Gmina Dąbie is an urban-rural gmina (administrative district) in Koło County, Greater Poland Voivodeship, in west-central Poland. Its seat is the town of Dąbie, which lies approximately 19 km south-east of Koło and 135 km east of the regional capital Poznań.

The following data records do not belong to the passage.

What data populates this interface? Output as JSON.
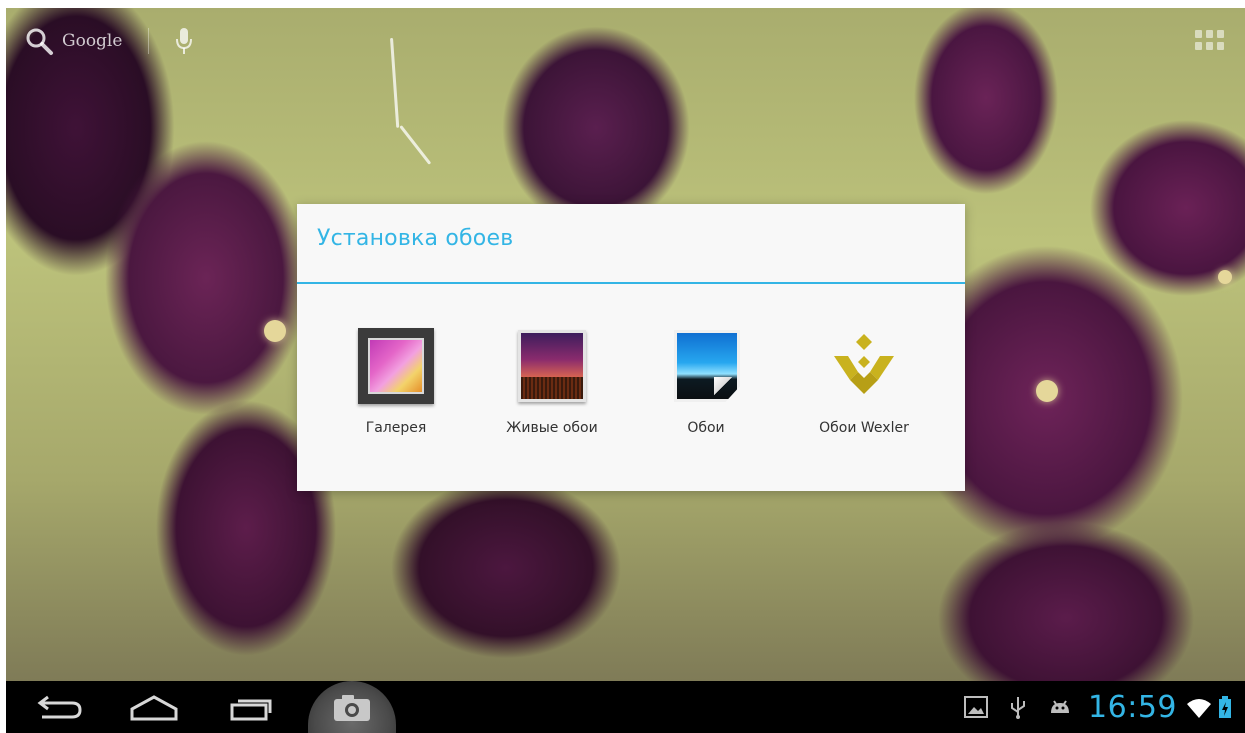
{
  "search_bar": {
    "label": "Google",
    "search_icon": "search-icon",
    "mic_icon": "mic-icon"
  },
  "launcher": {
    "apps_icon": "all-apps-icon"
  },
  "dialog": {
    "title": "Установка обоев",
    "accent_color": "#33b5e5",
    "options": [
      {
        "label": "Галерея",
        "icon": "gallery-icon"
      },
      {
        "label": "Живые обои",
        "icon": "live-wallpapers-icon"
      },
      {
        "label": "Обои",
        "icon": "wallpapers-icon"
      },
      {
        "label": "Обои Wexler",
        "icon": "wexler-wallpapers-icon"
      }
    ]
  },
  "navbar": {
    "buttons": [
      {
        "icon": "back-icon"
      },
      {
        "icon": "home-icon"
      },
      {
        "icon": "recent-apps-icon"
      },
      {
        "icon": "camera-icon"
      }
    ],
    "status": {
      "time": "16:59",
      "icons": [
        "gallery-notification-icon",
        "usb-icon",
        "android-debug-icon",
        "wifi-icon",
        "battery-icon"
      ],
      "clock_color": "#33b5e5"
    }
  }
}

The gmina covers an area of 130.06 km2, and as of 2006 its total population is 6,644 (out of which the population of Dąbie amounts to 2,087, and the population of the rural part of the gmina is 4,557).

==Villages==
Apart from the town of Dąbie, Gmina Dąbie contains the villages and settlements of Augustynów, Baranowiec, Chełmno nad Nerem, Chełmno-Parcele, Chruścin, Cichmiana, Domanin, Gaj, Grabina Wielka, Karszew, Krzewo, Krzykosy, Kupinin, Ladorudz, Lisice, Lutomirów, Majdany, Rośle Duże, Rzuchów, Sobótka, Tarnówka, Tarnówka Wiesiołowska, Wiesiołów and Zalesie-Kolonia.

==Neighbouring gminas==
Gmina Dąbie is bordered by the gminas of Brudzew, Grabów, Grzegorzew, Koło, Kościelec, Olszówka, Świnice Warckie and Uniejów.